January 15 marked the final deadline for applications to Carleton’s Class of 2025. Like other selective institutions, Carleton saw an increase in applications during this admissions cycle—up 14.4 percent compared to last year.
According to Inside Higher Ed, while many colleges and universities saw a decrease in applications this year, selective private schools like Carleton have seen a collective increase. This may be a result of pandemic-driven test-optional policies as well as students applying to more colleges on average.
The pandemic has impacted Carleton admissions in a variety of ways. Art Rodriguez ’96, who began as Carleton’s Vice President and Dean of Admissions and Financial Aid in 2019, foregrounded the difficulties associated with prospective students not being allowed to visit campus.
“Students get excited about Carleton because they can see it firsthand,” Rodriguez said. “The other thing that really matters to us is being true to who we are—even if we can’t have visitors on campus—meaning that we want students to still choose Carleton because they can see that Carleton is a good fit for them.”
To provide prospective students with adequate insights about Carleton, the admissions office offered a greater range of activities this year, including virtual panels themed around different academic disciplines or student interests, and information sessions focusing specifically on diversity and access.
Rodriguez noted that adopting a one-year test-optional policy was probably the biggest change the admissions office implemented due to COVID-19. This means that students were not required to submit ACT or SAT scores, though they still had the option to do so. The cancellation of many ACT and SAT tests due to COVID-19 pushed many colleges to go test-optional this year.
“I think the test-optional policy says something to students that colleges are recognizing there are significant challenges being placed on them at this point in time,” said Rodriguez. “Normal day-to-day in-person classes have now changed for most districts across the country, and we want students to be able to focus their energies on their classes and know test scores are not going to be seen as a ‘make or break’ factor in our decision-making process,” Rodriguez said.
Rodriguez noted that the test-optional policy has pros and cons. “A con that has come up in conversations across other institutions is, do we not have data that might help us understand students’ success long term?

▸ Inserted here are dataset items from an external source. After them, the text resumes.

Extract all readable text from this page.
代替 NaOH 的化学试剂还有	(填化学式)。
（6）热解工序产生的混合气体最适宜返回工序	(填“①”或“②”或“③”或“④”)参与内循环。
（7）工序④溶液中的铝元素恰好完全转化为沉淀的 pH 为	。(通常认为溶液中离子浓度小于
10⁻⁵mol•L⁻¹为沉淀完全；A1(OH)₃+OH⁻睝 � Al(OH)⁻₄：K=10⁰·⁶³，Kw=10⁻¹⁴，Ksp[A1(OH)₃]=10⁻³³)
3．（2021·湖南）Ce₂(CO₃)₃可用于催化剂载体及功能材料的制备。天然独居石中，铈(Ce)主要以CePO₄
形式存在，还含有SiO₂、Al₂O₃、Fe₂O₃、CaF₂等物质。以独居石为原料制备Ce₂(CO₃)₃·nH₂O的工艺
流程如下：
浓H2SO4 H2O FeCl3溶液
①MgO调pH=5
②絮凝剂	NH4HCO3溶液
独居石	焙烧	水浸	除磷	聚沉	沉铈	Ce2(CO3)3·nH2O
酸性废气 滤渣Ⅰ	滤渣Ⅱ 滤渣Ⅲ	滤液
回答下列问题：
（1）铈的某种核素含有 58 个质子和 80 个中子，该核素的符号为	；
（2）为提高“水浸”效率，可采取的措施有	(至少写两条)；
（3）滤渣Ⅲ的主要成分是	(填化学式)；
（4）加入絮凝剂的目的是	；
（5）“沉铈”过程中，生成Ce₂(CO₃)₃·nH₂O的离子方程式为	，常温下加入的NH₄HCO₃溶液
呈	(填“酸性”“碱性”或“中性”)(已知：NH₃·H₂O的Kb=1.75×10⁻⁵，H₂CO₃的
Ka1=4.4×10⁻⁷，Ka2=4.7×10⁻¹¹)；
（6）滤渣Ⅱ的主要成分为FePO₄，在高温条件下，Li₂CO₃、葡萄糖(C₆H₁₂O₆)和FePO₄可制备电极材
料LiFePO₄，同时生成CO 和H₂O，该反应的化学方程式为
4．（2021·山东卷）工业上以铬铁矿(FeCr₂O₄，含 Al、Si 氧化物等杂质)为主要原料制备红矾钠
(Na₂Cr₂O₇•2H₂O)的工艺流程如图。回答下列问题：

There are concerns in some institutions that not having test scores may not give them the confidence to admit somebody because there are unknowns about their ability to be successful,” he said.
Proponents of permanent test-optional policies may argue that it helps colleges recruit a more diverse student body, pointing out that it increases the racial and economic diversity of the applicant pool and decreases the emphasis placed on tests for which race and income have repeatedly been shown to be strong predictors of scores.
However, Jeff Snyder, chair of Carleton’s Educational Studies Department, who teaches an Argument and Inquiry seminar on standardized testing, de-bunked the myth of the test-optional policy being a ‘win’ for social justice.
Snyder wrote in an op-ed for Inside Higher Ed that “the assumption that scrapping these tests will open the doors of educational opportunity for deserving, disadvantaged students is alluring—but it’s a feel-good mirage, wishful thinking of the highest order that ignores the real gaps in the academic preparation of the haves and have-nots as well as the power of wealth to capitalize on virtually every dimension of the admissions process.”
“We need to think less about test bias and more about the structure biases embedded in society at large,” he wrote. “College admissions tests largely register rather than create socioeconomic and racial disparities.”
Snyder is all for rethinking the role that testing plays in college admissions, however. He told the Carletonian, “There is a case to be made that standardized tests represent the worst elements of a competitive, high-stress admissions process; contribute to potentially damaging perceptions that intelligence and aptitude are fixed quantities; and debase the meaning and value of ‘real’ education, especially in the liberal arts where learning is meant to be dynamic, creative, humanistic, interdisciplinary and deep.”
According to Rodriguez, staff in the Carleton admissions office deliberate on all of these issues. “The question of ‘What value do test scores provide?’ is a good debate for us to have, I think, to reconsider our practices and decide: What policies do we want to carry forward that make sense for us [and] ensure a broad and diverse set of students apply but also lead to students’ success on campus once they arrive?” he said.
“We want students to thrive, and we need to understand what data helps us determine that,” Rodriguez continued. “Are test scores a part of that paradigm anymore, or not? I think that this year will give us an opportunity to understand that.”
“I think that typically policies around admissions tend to take time to change. But the pandemic has pushed us to think about our flexibility,” Rodriguez said. Faculty, students and staff of the Admissions and Financial Aid Committee will decide on Carleton’s testing policy—and other admissions policies—going forward.